Ci sto ragionando perchè mi si chiede di scendere in campo a fianco di chi sta operando sulle università ma sto ancora cercando di capire cosa si voglia ottenere.

Sicuramente sì a tutti i mezzi compensativi possibili e immaginabili ma per il resto se si vuole sostenere che alla fine una persona trova strategie per fronteggiare comunque il problema bisognerà dimostrarlo.
Si deve utilizzare il tempo della scuola dell'obbligo per trovare il modo.

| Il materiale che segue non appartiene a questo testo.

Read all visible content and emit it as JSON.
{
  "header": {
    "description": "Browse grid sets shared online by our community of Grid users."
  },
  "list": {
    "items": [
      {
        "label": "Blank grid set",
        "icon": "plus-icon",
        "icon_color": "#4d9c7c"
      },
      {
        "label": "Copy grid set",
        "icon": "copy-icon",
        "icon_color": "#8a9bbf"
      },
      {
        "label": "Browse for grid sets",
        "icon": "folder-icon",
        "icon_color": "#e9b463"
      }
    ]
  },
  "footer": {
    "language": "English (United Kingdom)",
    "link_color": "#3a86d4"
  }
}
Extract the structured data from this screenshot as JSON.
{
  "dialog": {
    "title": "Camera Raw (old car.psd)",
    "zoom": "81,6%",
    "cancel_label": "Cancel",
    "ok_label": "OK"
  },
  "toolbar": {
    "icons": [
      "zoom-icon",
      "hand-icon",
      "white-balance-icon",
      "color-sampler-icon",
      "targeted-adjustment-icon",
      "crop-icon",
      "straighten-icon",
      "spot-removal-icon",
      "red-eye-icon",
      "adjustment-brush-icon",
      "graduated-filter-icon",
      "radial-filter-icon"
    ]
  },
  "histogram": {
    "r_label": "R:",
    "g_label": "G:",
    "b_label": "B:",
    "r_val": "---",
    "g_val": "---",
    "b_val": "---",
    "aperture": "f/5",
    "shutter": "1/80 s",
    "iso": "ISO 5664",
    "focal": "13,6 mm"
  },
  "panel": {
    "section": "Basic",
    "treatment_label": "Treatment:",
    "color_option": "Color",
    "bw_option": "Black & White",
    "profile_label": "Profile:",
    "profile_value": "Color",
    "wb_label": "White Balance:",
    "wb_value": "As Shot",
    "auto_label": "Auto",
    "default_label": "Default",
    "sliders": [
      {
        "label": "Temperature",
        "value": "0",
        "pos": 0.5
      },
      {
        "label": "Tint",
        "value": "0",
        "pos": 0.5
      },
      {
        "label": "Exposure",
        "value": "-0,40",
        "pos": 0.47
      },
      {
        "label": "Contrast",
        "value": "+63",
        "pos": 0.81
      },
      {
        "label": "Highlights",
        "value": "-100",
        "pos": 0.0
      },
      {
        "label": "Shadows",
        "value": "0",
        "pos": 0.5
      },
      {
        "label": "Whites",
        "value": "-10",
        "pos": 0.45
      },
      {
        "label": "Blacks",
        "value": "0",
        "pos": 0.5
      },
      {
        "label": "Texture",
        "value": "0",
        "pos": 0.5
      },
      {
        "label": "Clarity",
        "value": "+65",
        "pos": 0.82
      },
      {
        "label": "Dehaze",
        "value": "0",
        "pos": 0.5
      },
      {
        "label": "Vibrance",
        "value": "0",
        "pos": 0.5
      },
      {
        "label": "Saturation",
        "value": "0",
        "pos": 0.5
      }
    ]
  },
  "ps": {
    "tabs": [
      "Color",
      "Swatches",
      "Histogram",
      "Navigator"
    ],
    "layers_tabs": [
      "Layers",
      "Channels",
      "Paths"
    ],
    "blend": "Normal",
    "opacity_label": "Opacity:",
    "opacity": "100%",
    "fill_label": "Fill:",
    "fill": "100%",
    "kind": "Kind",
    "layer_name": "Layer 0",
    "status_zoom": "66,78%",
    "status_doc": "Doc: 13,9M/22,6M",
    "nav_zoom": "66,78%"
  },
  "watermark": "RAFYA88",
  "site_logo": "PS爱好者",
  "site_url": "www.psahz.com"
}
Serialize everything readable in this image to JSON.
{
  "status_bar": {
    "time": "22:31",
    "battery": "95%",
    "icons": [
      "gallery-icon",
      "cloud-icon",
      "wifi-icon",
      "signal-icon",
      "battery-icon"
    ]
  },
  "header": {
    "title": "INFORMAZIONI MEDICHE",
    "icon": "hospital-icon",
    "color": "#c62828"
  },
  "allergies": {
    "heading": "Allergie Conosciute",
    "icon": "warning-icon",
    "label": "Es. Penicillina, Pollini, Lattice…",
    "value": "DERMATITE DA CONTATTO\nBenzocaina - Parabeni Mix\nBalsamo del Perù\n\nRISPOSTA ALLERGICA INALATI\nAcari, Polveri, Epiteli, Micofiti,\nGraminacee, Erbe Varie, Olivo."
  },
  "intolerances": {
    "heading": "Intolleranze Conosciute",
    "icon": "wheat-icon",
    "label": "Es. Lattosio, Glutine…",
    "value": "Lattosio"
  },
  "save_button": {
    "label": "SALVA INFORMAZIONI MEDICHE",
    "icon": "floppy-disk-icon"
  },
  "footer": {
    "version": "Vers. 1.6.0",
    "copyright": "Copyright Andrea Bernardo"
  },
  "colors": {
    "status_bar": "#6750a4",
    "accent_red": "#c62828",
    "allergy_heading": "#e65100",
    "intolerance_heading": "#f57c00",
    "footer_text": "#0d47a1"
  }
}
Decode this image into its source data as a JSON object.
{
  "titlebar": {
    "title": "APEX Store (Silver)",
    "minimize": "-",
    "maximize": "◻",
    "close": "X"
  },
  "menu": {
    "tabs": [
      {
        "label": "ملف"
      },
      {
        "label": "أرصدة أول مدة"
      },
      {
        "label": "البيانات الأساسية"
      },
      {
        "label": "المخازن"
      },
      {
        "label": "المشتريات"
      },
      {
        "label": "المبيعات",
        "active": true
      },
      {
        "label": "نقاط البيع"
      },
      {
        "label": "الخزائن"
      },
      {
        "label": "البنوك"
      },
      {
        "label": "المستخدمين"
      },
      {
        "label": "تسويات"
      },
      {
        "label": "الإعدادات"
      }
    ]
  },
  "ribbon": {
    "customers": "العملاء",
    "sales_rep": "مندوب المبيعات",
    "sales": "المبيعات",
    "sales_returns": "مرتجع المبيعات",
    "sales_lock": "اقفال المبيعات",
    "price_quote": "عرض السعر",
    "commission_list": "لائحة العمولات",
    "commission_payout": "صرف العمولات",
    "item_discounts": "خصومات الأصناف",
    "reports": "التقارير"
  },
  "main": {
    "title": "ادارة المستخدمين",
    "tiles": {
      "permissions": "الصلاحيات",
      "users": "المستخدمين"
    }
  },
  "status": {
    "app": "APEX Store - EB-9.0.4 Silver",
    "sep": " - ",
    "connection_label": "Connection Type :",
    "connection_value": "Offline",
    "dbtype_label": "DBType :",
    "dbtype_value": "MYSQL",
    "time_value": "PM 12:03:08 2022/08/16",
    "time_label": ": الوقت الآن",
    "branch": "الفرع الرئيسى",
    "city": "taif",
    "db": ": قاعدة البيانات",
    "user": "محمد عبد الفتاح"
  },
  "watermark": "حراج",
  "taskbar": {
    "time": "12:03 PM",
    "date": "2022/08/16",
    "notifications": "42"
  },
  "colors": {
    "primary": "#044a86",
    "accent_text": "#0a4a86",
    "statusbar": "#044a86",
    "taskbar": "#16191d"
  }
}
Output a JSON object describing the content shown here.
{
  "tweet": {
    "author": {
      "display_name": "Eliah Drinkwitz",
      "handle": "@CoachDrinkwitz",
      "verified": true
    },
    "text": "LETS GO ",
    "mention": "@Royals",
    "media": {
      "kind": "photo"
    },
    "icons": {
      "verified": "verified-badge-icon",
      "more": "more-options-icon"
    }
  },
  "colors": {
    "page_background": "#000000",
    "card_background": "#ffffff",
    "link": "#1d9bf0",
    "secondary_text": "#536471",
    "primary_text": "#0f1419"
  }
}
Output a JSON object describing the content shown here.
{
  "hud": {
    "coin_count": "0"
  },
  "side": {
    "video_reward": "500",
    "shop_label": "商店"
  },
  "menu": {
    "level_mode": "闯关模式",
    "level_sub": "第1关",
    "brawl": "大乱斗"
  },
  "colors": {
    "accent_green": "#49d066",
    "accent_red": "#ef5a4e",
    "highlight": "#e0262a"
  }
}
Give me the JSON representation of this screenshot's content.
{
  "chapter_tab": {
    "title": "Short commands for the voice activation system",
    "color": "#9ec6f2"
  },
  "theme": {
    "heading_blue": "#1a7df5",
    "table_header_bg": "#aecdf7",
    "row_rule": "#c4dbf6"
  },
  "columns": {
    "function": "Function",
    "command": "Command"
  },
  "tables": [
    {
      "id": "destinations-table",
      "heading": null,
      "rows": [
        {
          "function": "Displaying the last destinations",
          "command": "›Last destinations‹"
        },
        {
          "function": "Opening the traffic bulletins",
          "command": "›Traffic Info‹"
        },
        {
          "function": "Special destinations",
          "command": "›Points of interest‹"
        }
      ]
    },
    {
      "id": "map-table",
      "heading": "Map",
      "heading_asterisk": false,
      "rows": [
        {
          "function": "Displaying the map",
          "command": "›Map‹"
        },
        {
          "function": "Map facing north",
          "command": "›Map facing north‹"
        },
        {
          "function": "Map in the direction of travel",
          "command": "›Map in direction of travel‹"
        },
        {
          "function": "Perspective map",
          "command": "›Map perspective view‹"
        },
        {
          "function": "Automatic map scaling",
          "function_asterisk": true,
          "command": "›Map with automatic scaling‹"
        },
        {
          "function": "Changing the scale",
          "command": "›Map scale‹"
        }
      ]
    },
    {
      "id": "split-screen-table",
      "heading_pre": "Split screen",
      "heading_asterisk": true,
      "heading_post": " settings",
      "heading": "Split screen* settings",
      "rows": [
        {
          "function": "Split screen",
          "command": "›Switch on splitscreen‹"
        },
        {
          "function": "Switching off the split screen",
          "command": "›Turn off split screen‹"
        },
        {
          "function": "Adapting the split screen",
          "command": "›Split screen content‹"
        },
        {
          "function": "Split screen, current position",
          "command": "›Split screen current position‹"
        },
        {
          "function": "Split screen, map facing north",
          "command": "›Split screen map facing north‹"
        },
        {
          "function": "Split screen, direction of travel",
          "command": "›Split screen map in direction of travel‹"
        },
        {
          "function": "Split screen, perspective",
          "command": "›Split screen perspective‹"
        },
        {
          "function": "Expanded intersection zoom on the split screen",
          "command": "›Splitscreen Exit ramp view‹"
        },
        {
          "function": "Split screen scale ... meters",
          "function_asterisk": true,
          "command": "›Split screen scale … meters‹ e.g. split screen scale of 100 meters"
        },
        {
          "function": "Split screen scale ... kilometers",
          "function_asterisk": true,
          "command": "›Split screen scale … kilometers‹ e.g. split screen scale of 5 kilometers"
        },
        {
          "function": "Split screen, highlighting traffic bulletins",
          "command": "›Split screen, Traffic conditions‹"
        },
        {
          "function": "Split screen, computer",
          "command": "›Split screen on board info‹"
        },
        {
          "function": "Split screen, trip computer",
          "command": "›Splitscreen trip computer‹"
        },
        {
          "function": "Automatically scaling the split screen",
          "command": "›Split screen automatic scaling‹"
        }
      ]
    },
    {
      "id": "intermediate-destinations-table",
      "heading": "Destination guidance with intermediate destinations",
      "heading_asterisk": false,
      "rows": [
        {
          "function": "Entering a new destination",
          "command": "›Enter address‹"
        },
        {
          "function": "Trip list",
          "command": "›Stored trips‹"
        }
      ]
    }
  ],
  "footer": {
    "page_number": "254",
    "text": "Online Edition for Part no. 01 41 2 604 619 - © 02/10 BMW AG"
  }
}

Inoltre all'università, tranne pochi pochissimi esami, tutto lo studio è incentrato su materie scelte dallo studente, su cose che gli piacciono, che gli interessano e che dovrebbero essere per questo più semplici. Ancora non ci sono obblighi all'università nè ci sono impedimenti. Il lavoro è principalmente autonomo, nessuno vieta la registrazione della lezione. Lì davvero non importa il come si fa.

Ma come dicevo prima sto solo ragionando a voce alta perchè è quello che succede ai miei figli ed è l'unica cosa che conosco dell'università. Sto cercando di capire se mantenendo la certezza dell'apprendimento vero può succedere anche qualcosa di diverso ai ragazzi e se per questo ci sia qualcosa da fare.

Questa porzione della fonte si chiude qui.